After years of embarrassing delays and $5.3 billion in cost overruns, Southern Company has finally pulled the plug on its pioneering “clean coal” plant in Kemper County, Mississippi.
The $7.5 billion Kemper County project would have been the world’s first Integrated Gasification Combined Cycle (IGCC) power plant with Carbon Capture and Storage (CCS). Instead, it will now run on natural gas, without carbon capture – an ironic end, given that Southern Co. could likely have built such a power plant from the outset for under $500 million.
The project’s failure should cast serious doubts on the prospects of both “clean coal” as well as Bioenergy with Carbon Capture and Storage (BECCS) – the current star child of techno-fix solutions to climate change.
BECCS would involve capturing CO2 from biofuel refineries or biomass-burning power stations and pumping it into geological formations, or – more likely due to economics – pumping it into oil wells in order to extract more oil. Despite lack of evidence as to the technological and economic viability of BECCS, the models underpinning the Paris Agreement’s 2°C target overwhelmingly rely upon BECCS as a “negative emissions technology” capable of being deployed at a scale large enough to balance out emissions by mid-century.
In theory, an IGCC power station like Kemper County should be the cleanest and most efficient way of generating electricity from burning coal or biomass. Furthermore, an IGCC plant with CCS should be less energy-intensive than a conventional power plant with CCS, because the CO2 is removed from the syngas pre-combustion – when the CO2 concentration is higher – instead of stripping it from the flue gas post-combustion when CO2 is diluted, as it is at facilities like the retrofitted Petra Nova coal plant in Texas, which was officially opened earlier this year.
The failure of the Kemper County project, which featured the cleanest and most efficient CCS power plant technology, should therefore be seen as a warning for policy-makers expecting CCS – including BECCS – technologies to magically close the emissions gap by mid-century.
It’s important to note that exchanging biomass for coal would add even more challenges to an IGCC with CCS plant.
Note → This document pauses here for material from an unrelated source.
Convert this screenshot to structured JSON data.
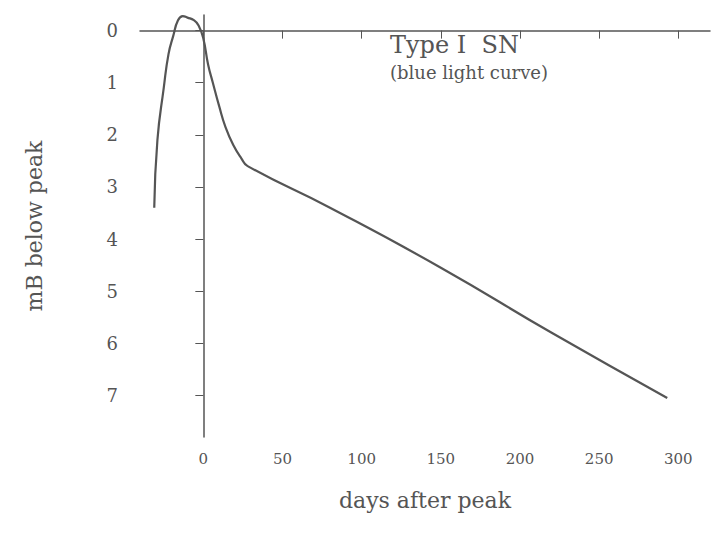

Biomass gasification results in a syngas which is chemically quite different from that generated through coal gasification, and therefore requires different treatment in order to produce a gas clean enough for burning to power a gas turbine.
While CCS advocates will undoubtedly seek to frame it as a marginal example, the reality is that the Kemper County project is a prime example of what CCS stands for – an enormous waste of public attention and resources, at a time when society should be focused on transforming our energy systems to address the root causes of climate change.